Enemy designs are much more restrained than past games, choosing to focus on enemy samurai, ninjas and the like. Still, there’s definitely exaggerated physical traits even among human enemies, as bosses often tower over Wolf.
Aside from that, it’s also worth mentioning that the game runs at an unlocked framerate on PS4 Pro and Xbox One X. While unlocked framerates jumping around can sometimes be unpleasant, I never found it unpleasant and it was usually very smooth.
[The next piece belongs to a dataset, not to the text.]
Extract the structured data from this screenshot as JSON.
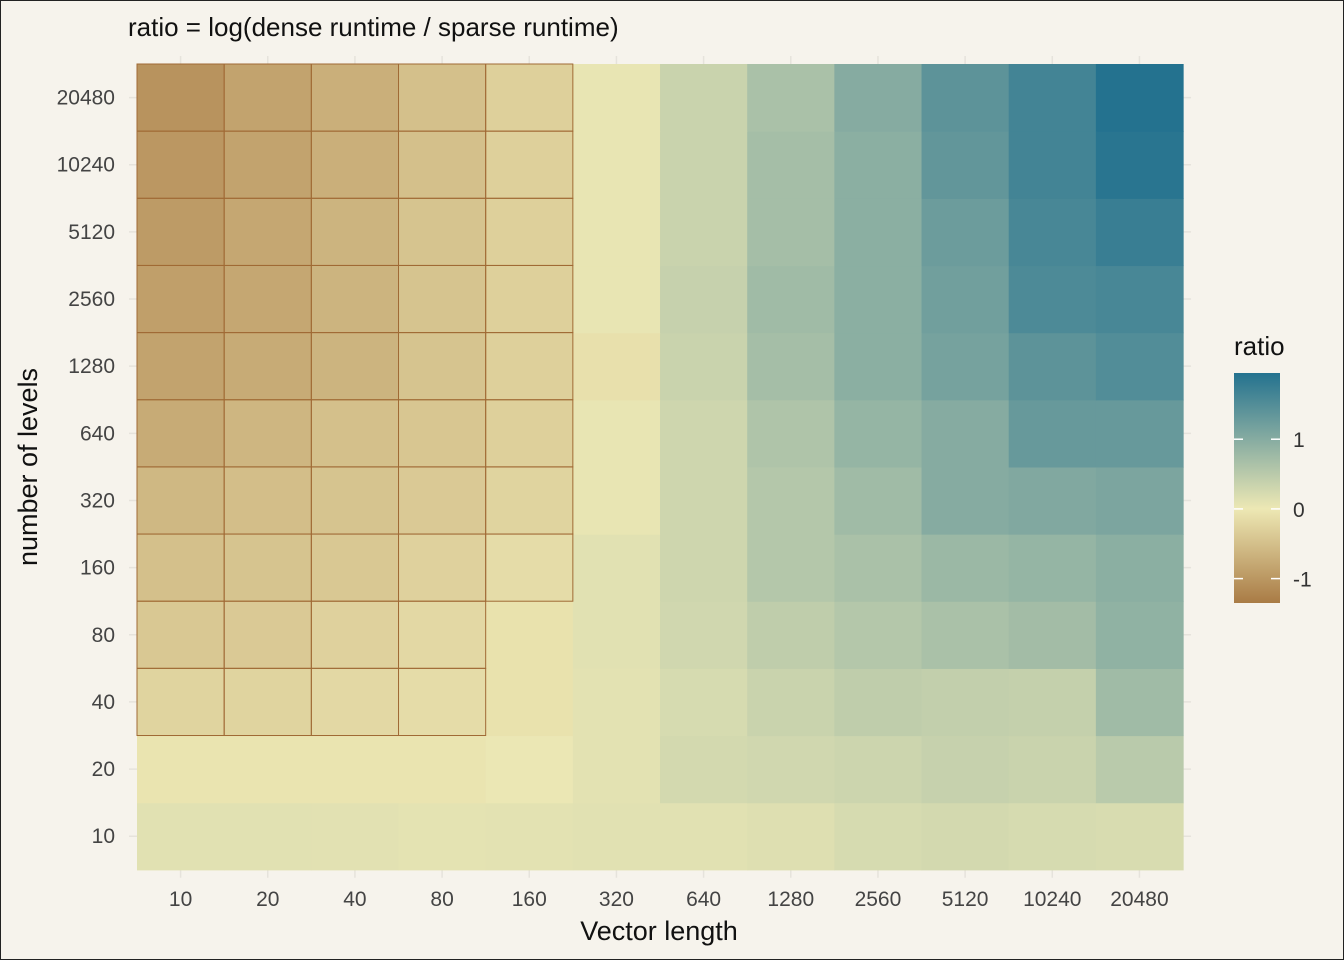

FromSoftware usually delivers a stellar soundtrack and Sekiro is no exception. The music is suitably epic while appropriate for the era, with authentic drums, flutes and more incorporated into calming main tracks. Each of the bosses has a fantastic theme, with audio cues incorporated that will help you to learn the cues for different attacks.
Outside of that, I found the sound design in Sekiro to be a step up as a whole. Sounds that show alerted enemies, as well as music that plays only if you’re being chased, help to give feedback for the player without breaking focus from a particular fight.
This is an incredible game. The world design and setting are immersive, the wonderful combat is simply stunning once mastered and the story’s surprisingly straightforward tone works well. With that said, I simply must provide a warning that this game is incredibly difficult, well beyond the levels of past FromSoftware games. The true final boss is easily one of the toughest boss fights I’ve ever been through, requiring insane concentration, practice and lightning-fast reflexes to get through, assuming luck is on your side.
Compounding this issue is the inability to just “level-grind” your way past bosses, like what was possible in Dark Souls or Bloodborne. Pure reaction and twitch reflexes are necessary. Other series veterans I’ve talked to have struggled with it as well, so you really should be braced for what’s coming.
With those words of warning out of the way, I’ll conclude by saying that Sekiro: Shadows Die Twice is an excellent game and I truly enjoyed seeing the story of the One-Armed Wolf through. The combat feels phenomenal, the world pleasant to explore and challenge is immense.